3. Do you make charitable donations?
- One of the biggest changes to come from the 2018 Tax Cuts and Jobs Act was the near doubling of standard deductions. As a result, most taxpayers found it more beneficial to claim standard deductions than to itemize deductions unless they had large itemized deductions, like a large charitable gift. If you plan to make charitable donations this year, consider bunching your charitable giving to a single year rather than spreading the gift and giving smaller amounts over the years. This way, you can take a large itemized deduction in the year you gift and still take advantage of the increased standard deductions in others. A vehicle such as a Donor Advised Fund allows you to commit to a charitable gift in one year and also get the charitable deduction. You can then spread the actual donations to charities over a number of years.
- Special considerations in 2020 due to CARES ACT: Taxpayers planning to itemize deductions can now claim increased deductions for charitable donations of up to 100% of their adjusted gross income. This was previously capped at 60%.
- Additionally, for taxpayers who claim standard deductions, the CARES Act allows you to deduct up to $300 in charitable donations. The only caveat is that the contributions need to be made to qualifying public charities, which include hospitals, schools, universities and qualified medical research organizations.
4. Do you own a business or are you self-employed? You may qualify for qualified business income deductions.

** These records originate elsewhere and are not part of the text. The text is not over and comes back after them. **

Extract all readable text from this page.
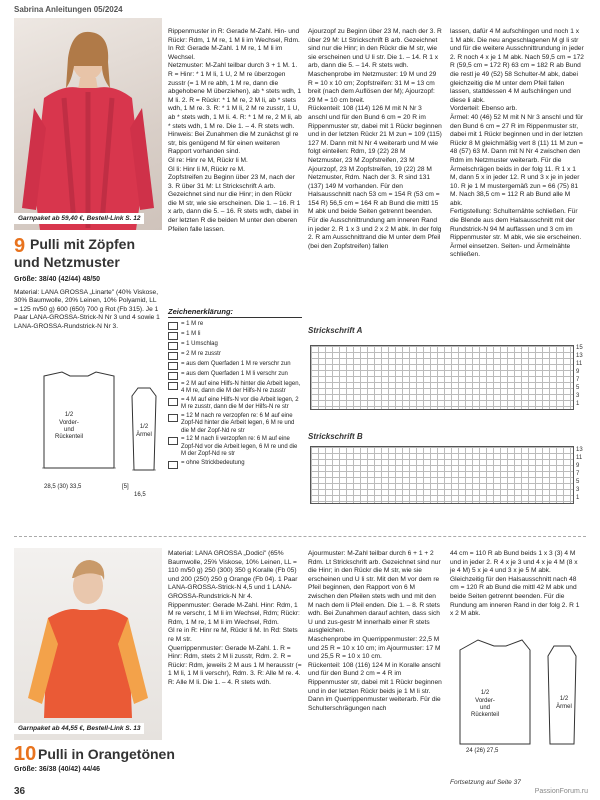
Sabrina Anleitungen 05/2024
Garnpaket ab 59,40 €, Bestell-Link S. 12
9 Pulli mit Zöpfen
und Netzmuster

Größe: 38/40 (42/44) 48/50

Material: LANA GROSSA „Linarte" (40% Viskose, 30% Baumwolle, 20% Leinen, 10% Polyamid, LL = 125 m/50 g) 600 (650) 700 g Rot (Fb 315). Je 1 Paar LANA-GROSSA-Strick-N Nr 3 und 4 sowie 1 LANA-GROSSA-Rundstrick-N Nr 3.

1/2
Vorder-
und
Rückenteil
1/2
Ärmel
28,5 (30) 33,5	[5]
16,5
Rippenmuster in R: Gerade M-Zahl. Hin- und Rückr: Rdm, 1 M re, 1 M li im Wechsel, Rdm. In Rd: Gerade M-Zahl. 1 M re, 1 M li im Wechsel.
Netzmuster: M-Zahl teilbar durch 3 + 1 M. 1. R = Hinr: * 1 M li, 1 U, 2 M re überzogen zusstr (= 1 M re abh, 1 M re, dann die abgehobene M überziehen), ab * stets wdh, 1 M li. 2. R = Rückr: * 1 M re, 2 M li, ab * stets wdh, 1 M re. 3. R: * 1 M li, 2 M re zusstr, 1 U, ab * stets wdh, 1 M li. 4. R: * 1 M re, 2 M li, ab * stets wdh, 1 M re. Die 1. – 4. R stets wdh. Hinweis: Bei Zunahmen die M zunächst gl re str, bis genügend M für einen weiteren Rapport vorhanden sind.
Gl re: Hinr re M, Rückr li M.
Gl li: Hinr li M, Rückr re M.
Zopfstreifen zu Beginn über 23 M, nach der 3. R über 31 M: Lt Strickschrift A arb. Gezeichnet sind nur die Hinr; in den Rückr die M str, wie sie erscheinen. Die 1. – 16. R 1 x arb, dann die 5. – 16. R stets wdh, dabei in der letzten R die beiden M unter den oberen Pfeilen falle lassen.
Zeichenerklärung:
= 1 M re
= 1 M li
= 1 Umschlag
= 2 M re zusstr
= aus dem Querfaden 1 M re verschr zun
= aus dem Querfaden 1 M li verschr zun
= 2 M auf eine Hilfs-N hinter die Arbeit legen, 4 M re, dann die M der Hilfs-N re zusstr
= 4 M auf eine Hilfs-N vor die Arbeit legen, 2 M re zusstr, dann die M der Hilfs-N re str
= 12 M nach re verzopfen re: 6 M auf eine Zopf-Nd hinter die Arbeit legen, 6 M re und die M der Zopf-Nd re str
= 12 M nach li verzopfen re: 6 M auf eine Zopf-Nd vor die Arbeit legen, 6 M re und die M der Zopf-Nd re str
= ohne Strickbedeutung
Ajourzopf zu Beginn über 23 M, nach der 3. R über 29 M: Lt Strickschrift B arb. Gezeichnet sind nur die Hinr; in den Rückr die M str, wie sie erscheinen und U li str. Die 1. – 14. R 1 x arb, dann die 5. – 14. R stets wdh.
Maschenprobe im Netzmuster: 19 M und 29 R = 10 x 10 cm; Zopfstreifen: 31 M = 13 cm breit (nach dem Auflösen der M); Ajourzopf: 29 M = 10 cm breit.
Rückenteil: 108 (114) 126 M mit N Nr 3 anschl und für den Bund 6 cm = 20 R im Rippenmuster str, dabei mit 1 Rückr beginnen und in der letzten Rückr 21 M zun = 109 (115) 127 M. Dann mit N Nr 4 weiterarb und M wie folgt einteilen: Rdm, 19 (22) 28 M Netzmuster, 23 M Zopfstreifen, 23 M Ajourzopf, 23 M Zopfstreifen, 19 (22) 28 M Netzmuster, Rdm. Nach der 3. R sind 131 (137) 149 M vorhanden. Für den Halsausschnitt nach 53 cm = 154 R (53 cm = 154 R) 56,5 cm = 164 R ab Bund die mittl 15 M abk und beide Seiten getrennt beenden. Für die Ausschnittrundung am inneren Rand in jeder 2. R 1 x 3 und 2 x 2 M abk. In der folg 2. R am Ausschnittrand die M unter dem Pfeil (bei den Zopfstreifen) fallen
lassen, dafür 4 M aufschlingen und noch 1 x 1 M abk. Die neu angeschlagenen M gl li str und für die weitere Ausschnittrundung in jeder 2. R noch 4 x je 1 M abk. Nach 59,5 cm = 172 R (59,5 cm = 172 R) 63 cm = 182 R ab Bund die restl je 49 (52) 58 Schulter-M abk, dabei gleichzeitig die M unter dem Pfeil fallen lassen, stattdessen 4 M aufschlingen und diese li abk.
Vorderteil: Ebenso arb.
Ärmel: 40 (46) 52 M mit N Nr 3 anschl und für den Bund 6 cm = 27 R im Rippenmuster str, dabei mit 1 Rückr beginnen und in der letzten Rückr 8 M gleichmäßig vert 8 (11) 11 M zun = 48 (57) 63 M. Dann mit N Nr 4 zwischen den Rdm im Netzmuster weiterarb. Für die Ärmelschrägen beids in der folg 11. R 1 x 1 M, dann 5 x in jeder 12. R und 3 x je in jeder 10. R je 1 M mustergemäß zun = 66 (75) 81 M. Nach 38,5 cm = 112 R ab Bund alle M abk.
Fertigstellung: Schulternähte schließen. Für die Blende aus dem Halsausschnitt mit der Rundstrick-N 94 M auffassen und 3 cm im Rippenmuster str. M abk, wie sie erscheinen. Ärmel einsetzen. Seiten- und Ärmelnähte schließen.
Strickschrift A
15
13
11
9
7
5
3
1
Strickschrift B
13
11
9
7
5
3
1
Garnpaket ab 44,55 €, Bestell-Link S. 13
10 Pulli in Orangetönen
Größe: 36/38 (40/42) 44/46
Material: LANA GROSSA „Dodici" (65% Baumwolle, 25% Viskose, 10% Leinen, LL = 110 m/50 g) 250 (300) 350 g Koralle (Fb 05) und 200 (250) 250 g Orange (Fb 04). 1 Paar LANA-GROSSA-Strick-N 4,5 und 1 LANA-GROSSA-Rundstrick-N Nr 4.
Rippenmuster: Gerade M-Zahl. Hinr: Rdm, 1 M re verschr, 1 M li im Wechsel, Rdm; Rückr: Rdm, 1 M re, 1 M li im Wechsel, Rdm.
Gl re in R: Hinr re M, Rückr li M. In Rd: Stets re M str.
Querrippenmuster: Gerade M-Zahl. 1. R = Hinr: Rdm, stets 2 M li zusstr, Rdm. 2. R = Rückr: Rdm, jeweils 2 M aus 1 M herausstr (= 1 M li, 1 M li verschr), Rdm. 3. R: Alle M re. 4. R: Alle M li. Die 1. – 4. R stets wdh.
Ajourmuster: M-Zahl teilbar durch 6 + 1 + 2 Rdm. Lt Strickschrift arb. Gezeichnet sind nur die Hinr; in den Rückr die M str, wie sie erscheinen und U li str. Mit den M vor dem re Pfeil beginnen, den Rapport von 6 M zwischen den Pfeilen stets wdh und mit den M nach dem li Pfeil enden. Die 1. – 8. R stets wdh. Bei Zunahmen darauf achten, dass sich U und zus-gestr M innerhalb einer R stets ausgleichen.
Maschenprobe im Querrippenmuster: 22,5 M und 25 R = 10 x 10 cm; im Ajourmuster: 17 M und 25,5 R = 10 x 10 cm.
Rückenteil: 108 (116) 124 M in Koralle anschl und für den Bund 2 cm = 4 R im Rippenmuster str, dabei mit 1 Rückr beginnen und in der letzten Rückr beids je 1 M li str. Dann im Querrippenmuster weiterarb. Für die Schulterschrägungen nach
44 cm = 110 R ab Bund beids 1 x 3 (3) 4 M und in jeder 2. R 4 x je 3 und 4 x je 4 M (8 x je 4 M) 5 x je 4 und 3 x je 5 M abk. Gleichzeitig für den Halsausschnitt nach 48 cm = 120 R ab Bund die mittl 42 M abk und beide Seiten getrennt beenden. Für die Rundung am inneren Rand in der folg 2. R 1 x 2 M abk.
1/2
Vorder-
und
Rückenteil
1/2
Ärmel
24 (26) 27,5
Fortsetzung auf Seite 37
36	PassionForum.ru
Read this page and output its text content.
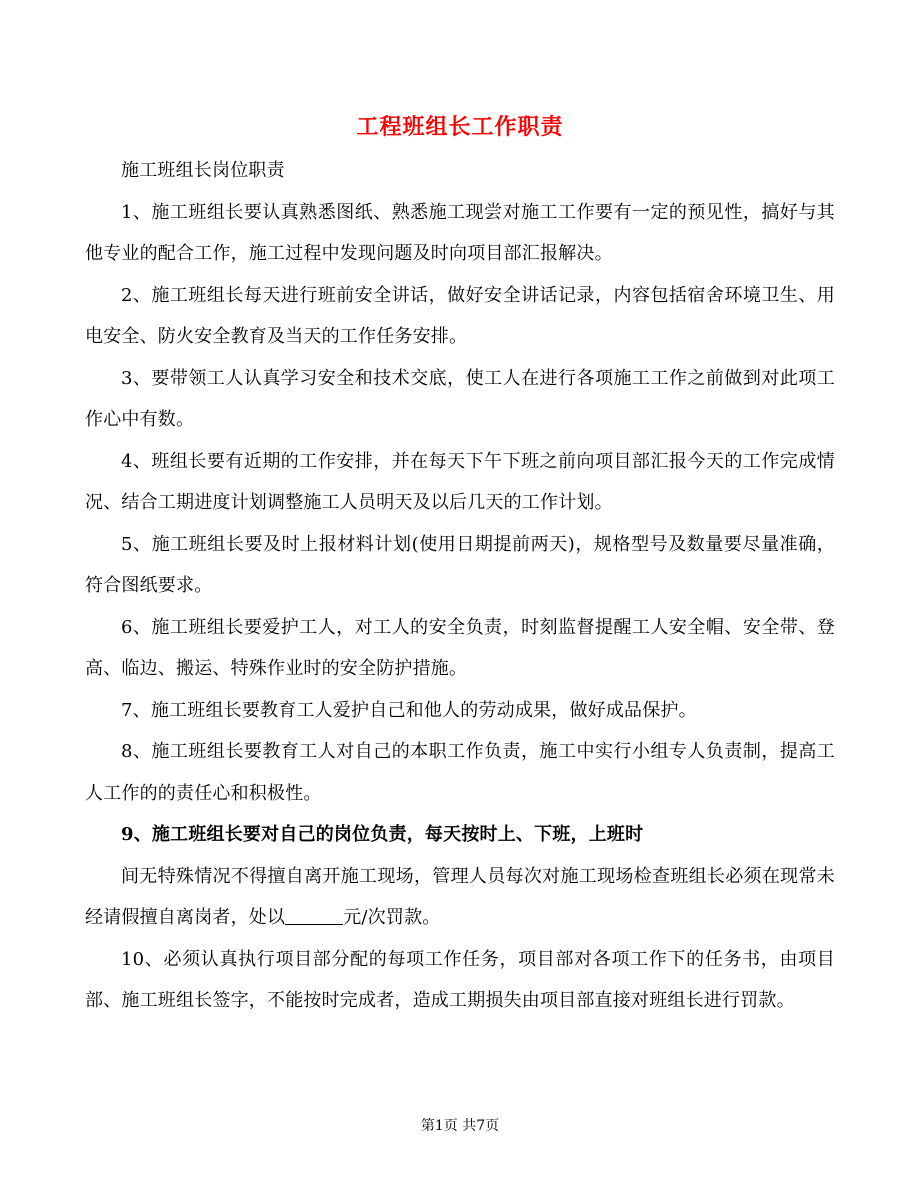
工程班组长工作职责

施工班组长岗位职责

1、施工班组长要认真熟悉图纸、熟悉施工现尝对施工工作要有一定的预见性，搞好与其他专业的配合工作，施工过程中发现问题及时向项目部汇报解决。

2、施工班组长每天进行班前安全讲话，做好安全讲话记录，内容包括宿舍环境卫生、用电安全、防火安全教育及当天的工作任务安排。

3、要带领工人认真学习安全和技术交底，使工人在进行各项施工工作之前做到对此项工作心中有数。

4、班组长要有近期的工作安排，并在每天下午下班之前向项目部汇报今天的工作完成情况、结合工期进度计划调整施工人员明天及以后几天的工作计划。

5、施工班组长要及时上报材料计划(使用日期提前两天)，规格型号及数量要尽量准确，符合图纸要求。

6、施工班组长要爱护工人，对工人的安全负责，时刻监督提醒工人安全帽、安全带、登高、临边、搬运、特殊作业时的安全防护措施。

7、施工班组长要教育工人爱护自己和他人的劳动成果，做好成品保护。

8、施工班组长要教育工人对自己的本职工作负责，施工中实行小组专人负责制，提高工人工作的的责任心和积极性。

9、施工班组长要对自己的岗位负责，每天按时上、下班，上班时

间无特殊情况不得擅自离开施工现场，管理人员每次对施工现场检查班组长必须在现常未经请假擅自离岗者，处以	元/次罚款。

10、必须认真执行项目部分配的每项工作任务，项目部对各项工作下的任务书，由项目部、施工班组长签字，不能按时完成者，造成工期损失由项目部直接对班组长进行罚款。

第1页 共7页
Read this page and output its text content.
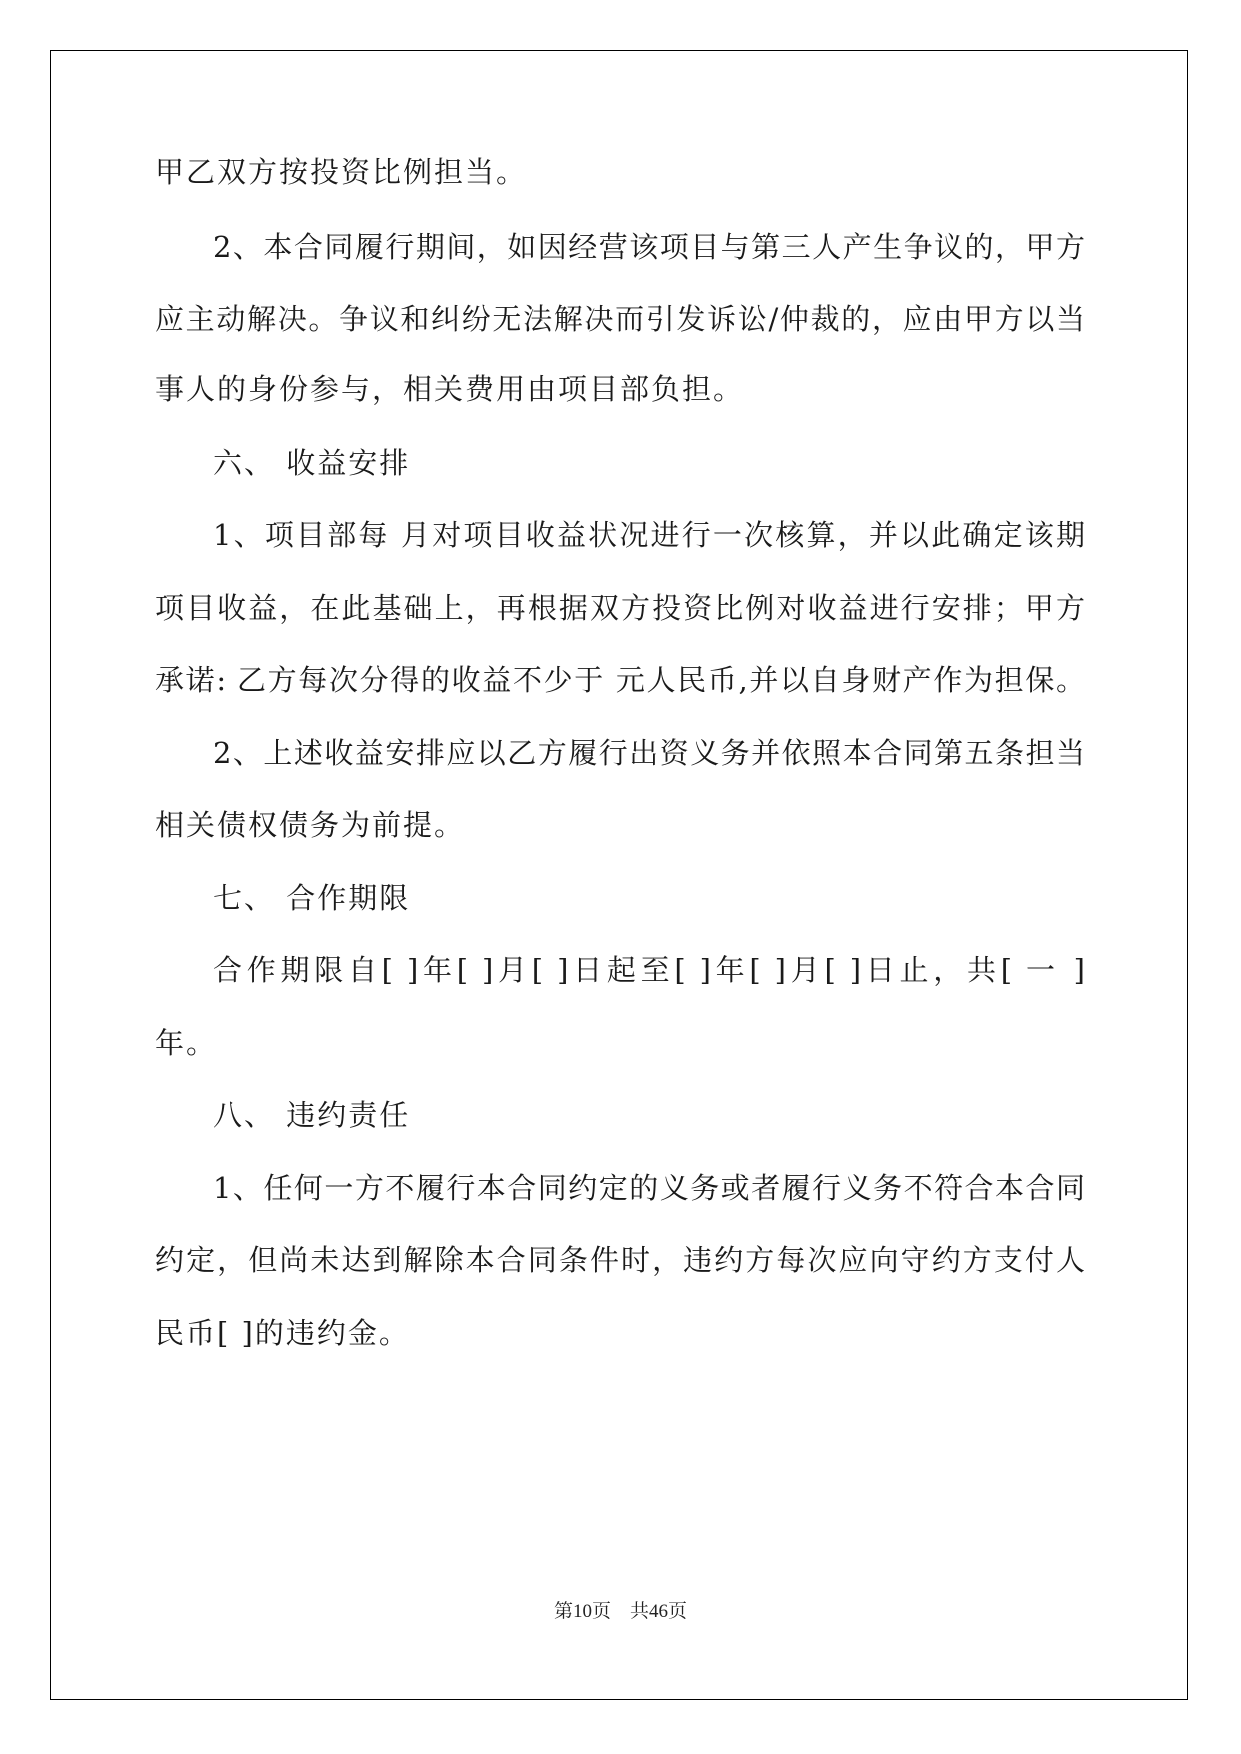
甲乙双方按投资比例担当。
2、本合同履行期间，如因经营该项目与第三人产生争议的，甲方
应主动解决。争议和纠纷无法解决而引发诉讼/仲裁的，应由甲方以当
事人的身份参与，相关费用由项目部负担。
六、 收益安排
1、项目部每 月对项目收益状况进行一次核算，并以此确定该期
项目收益，在此基础上，再根据双方投资比例对收益进行安排；甲方
承诺: 乙方每次分得的收益不少于 元人民币,并以自身财产作为担保。
2、上述收益安排应以乙方履行出资义务并依照本合同第五条担当
相关债权债务为前提。
七、 合作期限
合作期限自[ ]年[ ]月[ ]日起至[ ]年[ ]月[ ]日止，共[ 一 ]
年。
八、 违约责任
1、任何一方不履行本合同约定的义务或者履行义务不符合本合同
约定，但尚未达到解除本合同条件时，违约方每次应向守约方支付人
民币[ ]的违约金。
第10页　共46页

- If you own a pass-through business such as a sole proprietorship, LLC, S-corp or partnership, you may be eligible for qualified business income (QBI). The QBI is a tax deduction that allows eligible owners to deduct up to 20% of their qualified business income on their taxes. In general, total taxable income in 2020 must be under $163,300 for single filers or $326,600 for joint filers to qualify. You may still qualify even with income above these levels but the qualifications get more complicated. Consult with a qualified tax preparer to discuss these deductions.
- Consider the use of a Roth vs. traditional retirement plan and its potential impact on taxable income and Qualified Business Income
- If you have business expenses, consider if it makes sense to defer or accelerate the costs to reduce overall tax liability
- Some retirement plans, such as a Solo 401(k), must be opened before year-end.
5. Will you be receiving any significant windfalls that could impact your tax liability (inheritance, RSUs vesting, stock options, bonus)?
If so, review your tax withholdings to determine if you need to make estimated tax payments.
6. Do you expect your income to increase in the future?
Those that are young in their career can expect to see a bump-up in their salary in the future. Those that are taking a break from their career can also expect to see their income rise once they get back in the workforce. If you are one of these individuals, consider the following strategies to minimize your future tax liability: Make Roth IRA contributions and Roth conversions. Additionally, if offered by your employer, consider making Roth 401(k) contributions.
7. Do you expect your income to decrease in the future?
This includes most people who are in their prime earning years currently. If you are one of these individuals, consider strategies to minimize your tax liability now, such as by contributing to traditional IRA and traditional 401(k).
8. Have there been any changes to your marital status?
If so, consider how your tax liability may change based on your marital status as of December 31st.